Ostentatious Objects: ’Royal Treasures from the Louvre: Louis XIV to Marie-Antoinette’
No one did excess like the 17th and 18th-century French royals. They overdid it in style and with wanton abandon, oblivious as they were to the country's starving peasants and the rising tide of discontent among the populace. The let-em-eat-cake crowd was less interested in tending to sustenance for the masses than in plundering the treasury for the purpose of making and giving away priceless diplomatic gifts, wrapping themselves in unparalleled luxury, adorning their massive palaces and private apartments at Versailles with all manner of baubles, silver, gold, etc., and basking in the reflected glory of their status and astronomical wealth.
We know their sense of entitlement and bacchanalian indulgence cost them their heads, but what happened to their loot? Some of it was ferreted out of the country or sold back to dealers for safekeeping; the portion that wasn't destroyed was confiscated by the Revolutionary Committee and conveyed to the permanent collection of the Musee du Louvre. The museum opened to the public in 1793, eight months after Louis XVI, a visionary art patron influenced by the Enlightenment, was dethroned and guillotined.
Now that venerable institution has generously lent a substantial stash to the Fine Arts Museums for "Royal Treasures from the Louvre: Louis XIV to Marie-Antoinette," the Legion of Honor's latest decorative arts show. It's difficult to imagine a holiday season without one of the Legion's ritual presentations of beautiful objets d'art, produced with no expense spared, by the world's finest craftsmen for the delectation of the super rich.
These shows are a big draw, and this one likely won't be an exception. But it's not the equal of similar glittering exhibits of past years that showcased the likes of Lalique, Tiffany, Faberge and Cartier. It's somewhat thin on the larger historical context of the fascinating and turbulent period it covers, the reigns of three French kings from the late 1660s, at the beginning of Louis XIV's regency, through the end of the monarchy at the close of the 18th century.
The majority of the nearly 100 ostentatious objects on display - ornate gold- and diamond-studded snuff boxes, opulent silver services, porcelains, plush embroidered furnishings, a coffee-grinder in three colors of gold for a prince's mistress, and exquisite desks and cabinets - are embellished to the hilt. It's a case of "more is more," so much so that visitors may feel the need to pause and get a breath of fresh air about halfway through an exhibition that's a little like consuming a seven-course meal of cotton candy, or spending a week at the manse of the Khardashians. (OK, it's a step up from the latter.)
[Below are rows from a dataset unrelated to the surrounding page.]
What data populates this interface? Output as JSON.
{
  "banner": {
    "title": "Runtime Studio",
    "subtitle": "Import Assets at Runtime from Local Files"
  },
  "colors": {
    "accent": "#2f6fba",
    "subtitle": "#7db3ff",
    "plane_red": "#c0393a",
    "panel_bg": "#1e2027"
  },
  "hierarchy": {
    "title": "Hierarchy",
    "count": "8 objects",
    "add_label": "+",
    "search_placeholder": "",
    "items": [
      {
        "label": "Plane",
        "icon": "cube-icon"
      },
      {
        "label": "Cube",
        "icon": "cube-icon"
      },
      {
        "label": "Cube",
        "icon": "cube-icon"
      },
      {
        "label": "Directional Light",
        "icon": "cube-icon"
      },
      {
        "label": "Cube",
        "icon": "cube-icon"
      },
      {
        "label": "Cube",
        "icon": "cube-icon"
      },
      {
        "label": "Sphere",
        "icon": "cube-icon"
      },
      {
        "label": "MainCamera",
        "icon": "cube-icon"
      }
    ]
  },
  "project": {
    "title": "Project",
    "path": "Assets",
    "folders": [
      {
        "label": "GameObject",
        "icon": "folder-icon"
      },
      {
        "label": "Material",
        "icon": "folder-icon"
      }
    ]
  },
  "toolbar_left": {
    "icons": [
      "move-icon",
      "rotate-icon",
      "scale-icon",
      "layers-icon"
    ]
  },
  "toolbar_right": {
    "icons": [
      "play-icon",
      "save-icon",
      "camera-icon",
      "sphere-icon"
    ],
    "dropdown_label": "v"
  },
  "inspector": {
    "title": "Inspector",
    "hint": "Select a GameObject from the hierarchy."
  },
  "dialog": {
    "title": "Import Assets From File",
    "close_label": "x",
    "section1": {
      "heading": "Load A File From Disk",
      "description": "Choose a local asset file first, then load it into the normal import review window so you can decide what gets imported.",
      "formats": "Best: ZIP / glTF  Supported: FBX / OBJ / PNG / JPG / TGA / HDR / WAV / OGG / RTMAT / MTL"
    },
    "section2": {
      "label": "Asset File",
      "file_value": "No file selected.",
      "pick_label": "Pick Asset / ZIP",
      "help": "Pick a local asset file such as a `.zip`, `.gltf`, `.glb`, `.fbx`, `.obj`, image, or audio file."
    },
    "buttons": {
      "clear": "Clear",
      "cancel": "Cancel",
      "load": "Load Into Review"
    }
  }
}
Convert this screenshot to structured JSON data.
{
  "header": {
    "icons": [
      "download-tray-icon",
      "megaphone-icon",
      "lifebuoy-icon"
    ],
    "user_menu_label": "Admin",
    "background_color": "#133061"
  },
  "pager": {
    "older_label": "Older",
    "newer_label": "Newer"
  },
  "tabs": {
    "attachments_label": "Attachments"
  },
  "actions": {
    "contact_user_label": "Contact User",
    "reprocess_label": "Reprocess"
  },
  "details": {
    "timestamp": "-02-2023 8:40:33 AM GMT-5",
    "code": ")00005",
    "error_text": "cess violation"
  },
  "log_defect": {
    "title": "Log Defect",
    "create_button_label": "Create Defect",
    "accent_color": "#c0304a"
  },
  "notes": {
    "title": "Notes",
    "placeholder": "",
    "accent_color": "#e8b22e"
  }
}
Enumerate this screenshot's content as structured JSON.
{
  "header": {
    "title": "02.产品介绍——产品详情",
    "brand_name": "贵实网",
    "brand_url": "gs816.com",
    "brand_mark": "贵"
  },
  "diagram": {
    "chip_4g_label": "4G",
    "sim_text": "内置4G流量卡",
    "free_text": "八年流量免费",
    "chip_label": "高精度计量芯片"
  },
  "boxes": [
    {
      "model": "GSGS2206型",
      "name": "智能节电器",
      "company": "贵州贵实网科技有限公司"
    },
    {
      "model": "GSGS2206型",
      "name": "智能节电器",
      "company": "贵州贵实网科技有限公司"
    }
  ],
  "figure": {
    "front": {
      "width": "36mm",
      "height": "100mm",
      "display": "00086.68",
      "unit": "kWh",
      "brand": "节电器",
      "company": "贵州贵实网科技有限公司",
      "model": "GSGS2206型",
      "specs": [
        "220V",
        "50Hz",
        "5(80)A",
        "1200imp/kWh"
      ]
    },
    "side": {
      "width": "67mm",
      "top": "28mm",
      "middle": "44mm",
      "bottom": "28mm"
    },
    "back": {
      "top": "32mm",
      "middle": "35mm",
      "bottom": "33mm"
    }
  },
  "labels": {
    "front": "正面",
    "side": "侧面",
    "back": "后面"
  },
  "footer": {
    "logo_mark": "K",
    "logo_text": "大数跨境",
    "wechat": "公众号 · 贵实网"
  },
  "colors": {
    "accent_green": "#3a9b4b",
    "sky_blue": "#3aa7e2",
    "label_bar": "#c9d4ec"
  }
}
The finest materials and a fleet of superior craftsmen were deployed to forge these precious pieces; when Louis XIV was in the midst of building Versailles, for instance, over 800 artisans in various court workshops were recruited to design and produce furnishings and interior decor. One spectacular example, truly fit for a king, is the marble and pietre dure mosaic tabletop whose colorful interwoven design elements include semi-precious stones, lyres of Apollo, fleurs-de-lis (symbols of the king), flower garlands, and enough parrots to stock an aviary.
Louis Quatorze also amassed an enormous private collection of 823 hard-stone vases, known as Les Gemmes de la Couronne, extraordinary works of unusual shapes and colorations, with luminous ground gemstones and carved imagery salvaged from remnants of antiquities and sundry sources. Their mounts are made of enameled gold, lapis lazuli, amethyst, agate, jade, and the king's favorite mineral, rock crystal. His was the largest and possibly the most important collection in Europe, though he had stiff competition from the Hapsburgs, Medicis and other ranking family dynasties. The visage of the king himself appears in a rare intact miniature that's set in a lavish silver and rose-cut diamond frame. A gold loop at the top allowed the recipient of this "present du roi" (a gift bestowed on foreign dignitaries) to attach it to a chain.
A wondrous mechanical desk from the mid-18th century is an outstanding example of the marvels of Parisian ingenuity circa 1760. Designed by master cabinetmaker Jean-Francois Oeben, the compact wooden secretary served multiple functions: a small concealed bookcase rises from the back, and inside the drawers are a writing surface, a removable laptop desk and a footstool.
A room towards the end of the show recreates Queen Marie-Antoinette's private apartments. Among the objects created in her final years is an agate, gold and jasper perfume-burner that disappeared and then mysteriously resurfaced in the hands of King Farouk of Egypt in the 1950s. (The Louvre, always on the hunt, bought it back at auction in Geneva.) Precious like a dollhouse, the beautifully appointed space contains decorative boxes, Chinese blue vases dripping in gold trim, a rolltop desk to die for, and a petrified wood display platform that, in retrospect, is a metaphor for the fate of the royals. One imagines that here, tucked away in her intimate environs, the Queen could regard aesthetic beauty at her leisure as she lounged, wrote letters, and dreamed of an escape that was not to be.
"Royal Treasures from the Louvre: Louis XIV to Marie-Antoinette," at the Legion of Honor through March 17, 2013.